Canada’s Fruit Basket: orcharding as an industry
The first commercial orchard in Summerland was run by the Gartrell family who kept the boys in fruit at the mining towns of Fairview and Camp McKinney. The picking bag was used in all operations to gather the fruit from the orchard. An apple-packing school opened in town and instructor, Jack Lawler taught apple-grading (There wasn't a machine for that in 1910!), and also
trained women to work in the packing houses. They were major local employers; the Summerland Fruit Union starting up in 1908 and operating from a plant at the lakeside with access to the CPR slip. There were also many independent packing houses. An important local business related to the fruit industry was created in order to ship fruit out to market; the Summerland Box Company, which manufactured box shook (name given to the pine pieces used to build a box) as well as lumber. The business did well until the early 1960’s, when cardboard boxes became popular.

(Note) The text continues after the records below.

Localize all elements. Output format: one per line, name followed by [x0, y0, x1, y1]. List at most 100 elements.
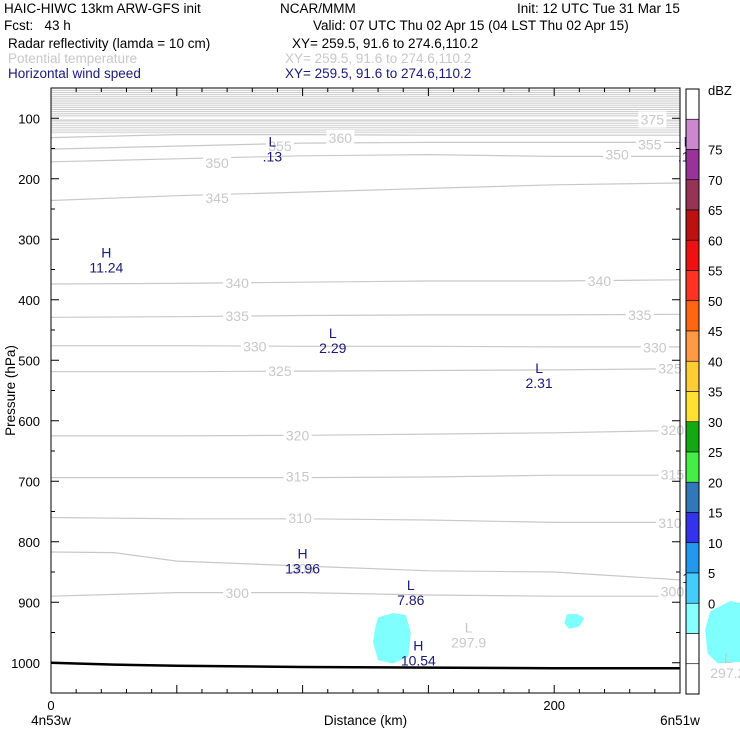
colorbar-label: 70 — [708, 173, 722, 188]
isentrope-label: 310 — [658, 515, 682, 531]
isentrope-label: 355 — [268, 138, 292, 154]
isentrope-label: 360 — [329, 130, 353, 146]
org-label: NCAR/MMM — [280, 1, 356, 16]
isentrope-line — [51, 429, 681, 437]
isentrope-label-bg — [326, 130, 355, 147]
y-tick-label: 600 — [18, 414, 40, 429]
isentrope-label: 330 — [643, 340, 667, 356]
isentrope-line — [50, 134, 680, 139]
colorbar-label: 30 — [708, 415, 722, 430]
isentrope-label-bg — [655, 514, 684, 531]
model-title: HAIC-HIWC 13km ARW-GFS init — [4, 1, 201, 16]
colorbar-cell — [685, 481, 700, 513]
isentrope-label: 320 — [661, 422, 685, 438]
wind-extremum-value: 7.86 — [397, 592, 424, 608]
isentrope-label-bg — [283, 468, 312, 485]
theta-extremum-type: L — [465, 620, 473, 636]
x-end-endpoint: 6n51w — [660, 713, 700, 728]
colorbar-label: 25 — [708, 445, 722, 460]
isentrope-line — [51, 474, 680, 479]
isentrope-line — [50, 141, 680, 150]
isentrope-label-bg — [625, 306, 654, 323]
theta-extremum-value: 297.9 — [451, 635, 486, 651]
y-tick-label: 900 — [18, 595, 40, 610]
field-xy-wind: XY= 259.5, 91.6 to 274.6,110.2 — [285, 66, 472, 81]
colorbar-cell — [685, 602, 700, 634]
isentrope-label: 375 — [641, 111, 665, 127]
isentrope-label-bg — [286, 510, 315, 527]
y-tick-label: 200 — [18, 172, 40, 187]
isentrope-label-bg — [223, 274, 252, 291]
isentrope-label: 355 — [638, 136, 662, 152]
isentrope-line — [50, 551, 681, 581]
field-name-reflectivity: Radar reflectivity (lamda = 10 cm) — [8, 36, 211, 51]
x-axis-title: Distance (km) — [324, 713, 407, 728]
colorbar-label: 20 — [708, 475, 722, 490]
reflectivity-area — [705, 601, 740, 664]
colorbar-cell — [685, 149, 700, 181]
reflectivity-area — [564, 613, 585, 629]
isentrope-label: 345 — [205, 190, 229, 206]
isentrope-label-bg — [240, 338, 269, 355]
y-tick-label: 400 — [18, 293, 40, 308]
colorbar-label: 50 — [708, 294, 722, 309]
wind-extremum-value: 13.96 — [285, 561, 320, 577]
isentrope-label-bg — [288, 560, 317, 577]
colorbar-label: 10 — [708, 536, 722, 551]
colorbar-cell — [685, 88, 700, 120]
isentrope-line — [50, 153, 680, 163]
wind-extremum-type: H — [298, 546, 308, 562]
colorbar-cell — [685, 360, 700, 392]
isentrope-label-bg — [265, 138, 294, 155]
colorbar-cell — [685, 633, 700, 665]
colorbar-cell — [685, 663, 700, 695]
y-tick-label: 100 — [18, 111, 40, 126]
field-xy-reflectivity: XY= 259.5, 91.6 to 274.6,110.2 — [292, 36, 479, 51]
colorbar-label: 65 — [708, 203, 722, 218]
y-tick-label: 300 — [18, 232, 40, 247]
isentrope-label-bg — [658, 466, 687, 483]
isentrope-line — [50, 516, 680, 523]
isentrope-label-bg — [283, 427, 312, 444]
isentrope-label-bg — [585, 272, 614, 289]
x-tick-label: 200 — [543, 698, 565, 713]
wind-extremum-value: 11.24 — [89, 259, 123, 275]
isentrope-label-bg — [655, 360, 684, 377]
isentrope-label: 300 — [226, 585, 250, 601]
colorbar-cell — [685, 572, 700, 604]
isentrope-label-bg — [638, 111, 667, 128]
forecast-hour: Fcst: 43 h — [4, 18, 71, 33]
plot-frame — [50, 87, 681, 694]
isentrope-label: 340 — [588, 273, 612, 289]
colorbar-label: 35 — [708, 385, 722, 400]
isentrope-label-bg — [223, 585, 252, 602]
isentrope-label-bg — [658, 583, 687, 600]
colorbar-cell — [685, 391, 700, 423]
wind-extremum-type: L — [329, 325, 337, 341]
wind-extremum-type: L — [269, 134, 277, 150]
colorbar-frame — [685, 88, 700, 695]
colorbar-label: 0 — [708, 596, 715, 611]
isentrope-label-bg — [640, 339, 669, 356]
isentrope-label: 315 — [286, 468, 310, 484]
isentrope-label: 305 — [291, 560, 315, 576]
isentrope-line — [50, 313, 681, 318]
wind-extremum-value: 2.31 — [525, 375, 552, 391]
wind-extremum-type: H — [413, 638, 423, 654]
isentrope-label: 335 — [226, 308, 250, 324]
y-tick-label: 800 — [18, 535, 40, 550]
init-time: Init: 12 UTC Tue 31 Mar 15 — [517, 1, 680, 16]
isentrope-line — [50, 182, 681, 202]
wind-extremum-value: 10.54 — [401, 653, 436, 669]
colorbar-cell — [685, 300, 700, 332]
colorbar-cell — [685, 542, 700, 574]
reflectivity-area — [373, 613, 411, 664]
isentrope-line — [51, 368, 681, 373]
isentrope-label: 350 — [205, 155, 229, 171]
isentrope-line — [50, 279, 681, 285]
colorbar-cell — [685, 179, 700, 211]
field-name-theta: Potential temperature — [8, 51, 138, 66]
isentrope-label-bg — [603, 146, 632, 163]
wind-extremum-type: H — [101, 244, 111, 260]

Many fruit related industries prospered for a time in the Valley; pitting and evaporating plants, industries such as the production of apple juice that utilized the culls (fruit not suitable for the fresh market). A related flash-in-the-pan enterprise was an experiment with zucca melons. These were huge, oblong fruits which could grow up to a hundred and twenty centimetres (four feet) long. Their colourless and tasteless rind was processed as a substitute for citron or candied fruit, one of the main ingredients used in Christmas cakes.
There were many canneries in Summerland, starting with the Balcomo and the Prairie Valley Canneries. Mrs. D.L. Milne arrived in town in the mid-1920’s and packed and shipped canned fruits and vegetables to four provinces and to England. The Garnett Valley Cannery tried their hand at making potato chips, then switched to tomatoes and then to fruit. The Summerland Co-operative Growers started the Cornwall Cannery, Tom Young established the Summerland Evaporating Company and the Sunoka Fruit Products made glazed and maraschino cherries. The Barkwills, the Fudges and Beavens ran canneries, the latter being the last to close their doors in the 1990’s.